I need some help trying to parse a log that may have something like the following:
192.168.x.x process: field_a (value_1, value_2,...)
Where value_1
and value_2
(and so on) are all values for field_a
. You can have either 1 value to up to about 6 values for field_a
in a single log. An example would be:
session_state (SYN, ACK)
or
session_state (SYN)
Any help would be nice. Right now I am limited to reporting everything between the parenthesis as the value for field_a
.
I got 2 options:
props.conf
[my_sourcetype]
# https://regex101.com/r/bQ1kK6/1
EXTRACT-0 = session_state \(([^\)]+)\)
EVAL-session_state = split(session_state,",")
Or
props.conf
[my_sourcetype]
# https://regex101.com/r/bQ1kK6/1
EXTRACT-0 = session_state \(([^\)]+)\)
REPORT-0 = session_state_mv
transforms.conf
[session_state_mv]
SOURCE_KEY = session_state
REGEX = ([A-Z]+)
MV_ADD = true
To go off what Satoshi was showing you, but putting it into all rex in the search, here is what goes on. First you extract the SESSION_STATE using the rex command, then you take put SESSION_STATE through eval with the splunk command delimited by a command then you have a multi-valued field.
index=_internal | head 1 | eval RAW="192.168.x.x process: field_a (value_1, value_2,value_3,value_4,value_5,value_6)" | rex field=RAW "\((?<SESSION_STATE>[^)]+)" | eval SESSION_VALUES=split(SESSION_STATE,",") | table RAW,SESSION_STATE,SESSION_VALUES
I got 2 options:
props.conf
[my_sourcetype]
# https://regex101.com/r/bQ1kK6/1
EXTRACT-0 = session_state \(([^\)]+)\)
EVAL-session_state = split(session_state,",")
Or
props.conf
[my_sourcetype]
# https://regex101.com/r/bQ1kK6/1
EXTRACT-0 = session_state \(([^\)]+)\)
REPORT-0 = session_state_mv
transforms.conf
[session_state_mv]
SOURCE_KEY = session_state
REGEX = ([A-Z]+)
MV_ADD = true
Thanks. I used option 1 and this worked. Thanks again!

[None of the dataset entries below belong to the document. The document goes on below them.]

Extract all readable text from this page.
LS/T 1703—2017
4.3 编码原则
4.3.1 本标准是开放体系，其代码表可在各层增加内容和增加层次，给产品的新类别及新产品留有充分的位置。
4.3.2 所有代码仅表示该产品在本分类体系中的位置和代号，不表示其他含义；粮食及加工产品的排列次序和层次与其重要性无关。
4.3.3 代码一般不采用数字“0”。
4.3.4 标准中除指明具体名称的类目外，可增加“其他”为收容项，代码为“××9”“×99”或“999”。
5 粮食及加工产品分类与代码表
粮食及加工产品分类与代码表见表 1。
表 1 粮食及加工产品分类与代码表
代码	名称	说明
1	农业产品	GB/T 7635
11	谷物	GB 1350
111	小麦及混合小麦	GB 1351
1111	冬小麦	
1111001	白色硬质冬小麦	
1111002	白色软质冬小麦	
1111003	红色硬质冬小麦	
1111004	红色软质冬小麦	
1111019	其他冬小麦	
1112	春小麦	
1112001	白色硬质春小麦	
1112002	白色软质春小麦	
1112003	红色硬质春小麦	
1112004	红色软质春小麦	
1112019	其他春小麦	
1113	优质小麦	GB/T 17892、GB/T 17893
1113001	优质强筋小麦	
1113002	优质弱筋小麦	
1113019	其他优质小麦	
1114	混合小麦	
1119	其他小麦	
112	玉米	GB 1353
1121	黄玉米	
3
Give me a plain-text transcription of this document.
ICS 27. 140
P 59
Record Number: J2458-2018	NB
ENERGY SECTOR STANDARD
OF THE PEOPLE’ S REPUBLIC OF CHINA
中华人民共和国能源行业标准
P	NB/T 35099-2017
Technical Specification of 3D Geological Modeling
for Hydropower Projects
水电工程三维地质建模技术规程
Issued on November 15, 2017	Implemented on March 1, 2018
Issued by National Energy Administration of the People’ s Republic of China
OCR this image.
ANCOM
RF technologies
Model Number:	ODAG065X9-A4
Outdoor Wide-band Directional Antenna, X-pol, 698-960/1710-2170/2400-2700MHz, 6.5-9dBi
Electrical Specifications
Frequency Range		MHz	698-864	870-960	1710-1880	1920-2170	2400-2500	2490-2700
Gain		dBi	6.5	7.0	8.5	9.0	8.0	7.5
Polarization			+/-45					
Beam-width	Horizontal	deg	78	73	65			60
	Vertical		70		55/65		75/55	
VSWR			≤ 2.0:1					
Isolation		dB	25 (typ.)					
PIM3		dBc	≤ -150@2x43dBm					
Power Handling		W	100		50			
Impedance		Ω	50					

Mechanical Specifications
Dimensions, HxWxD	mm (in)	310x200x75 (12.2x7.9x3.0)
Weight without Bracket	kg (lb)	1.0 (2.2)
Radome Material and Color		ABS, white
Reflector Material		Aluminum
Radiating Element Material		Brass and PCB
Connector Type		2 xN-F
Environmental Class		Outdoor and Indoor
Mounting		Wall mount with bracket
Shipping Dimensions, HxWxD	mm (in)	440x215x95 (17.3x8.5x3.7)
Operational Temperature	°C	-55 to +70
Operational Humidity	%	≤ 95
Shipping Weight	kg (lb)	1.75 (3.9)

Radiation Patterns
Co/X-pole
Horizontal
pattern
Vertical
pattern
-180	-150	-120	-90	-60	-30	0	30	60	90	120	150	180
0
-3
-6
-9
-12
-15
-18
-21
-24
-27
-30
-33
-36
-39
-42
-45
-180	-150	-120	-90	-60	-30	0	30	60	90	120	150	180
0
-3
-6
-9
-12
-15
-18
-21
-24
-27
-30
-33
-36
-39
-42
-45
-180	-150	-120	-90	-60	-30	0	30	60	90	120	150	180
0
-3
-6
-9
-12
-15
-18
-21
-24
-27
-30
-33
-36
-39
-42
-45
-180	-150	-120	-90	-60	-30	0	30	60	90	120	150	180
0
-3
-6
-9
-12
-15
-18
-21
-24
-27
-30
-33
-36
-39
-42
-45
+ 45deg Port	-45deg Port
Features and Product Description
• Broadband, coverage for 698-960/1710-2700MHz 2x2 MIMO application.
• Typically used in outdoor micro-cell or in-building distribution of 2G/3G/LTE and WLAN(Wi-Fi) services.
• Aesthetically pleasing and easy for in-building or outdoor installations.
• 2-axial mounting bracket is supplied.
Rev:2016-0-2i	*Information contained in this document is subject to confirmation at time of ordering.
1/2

Assuming that the values are alpha-numeric only, you have at least one value and a max of six, the parens are only found around the values list in the event, and you are wanting to do this at search time with a rex
command, this should work for you:
<your search> | rex field=_raw "\((?P<value_1>\w+)(,\s+(?P<value_2>\w+)?(,\s+(?P<value_3>\w+)?(,\s+(?P<value_4>\w+)?(,\s+(?P<value_5>\w+)?(,\s+(?P<value_6>\w+)?\)"
A couple key notes:
- I am adding this regex as an extraction in props.conf for a TA.
- There can be multiple words for a single value. (ie. signature ( Block List, Threat List, Traffic Misuse))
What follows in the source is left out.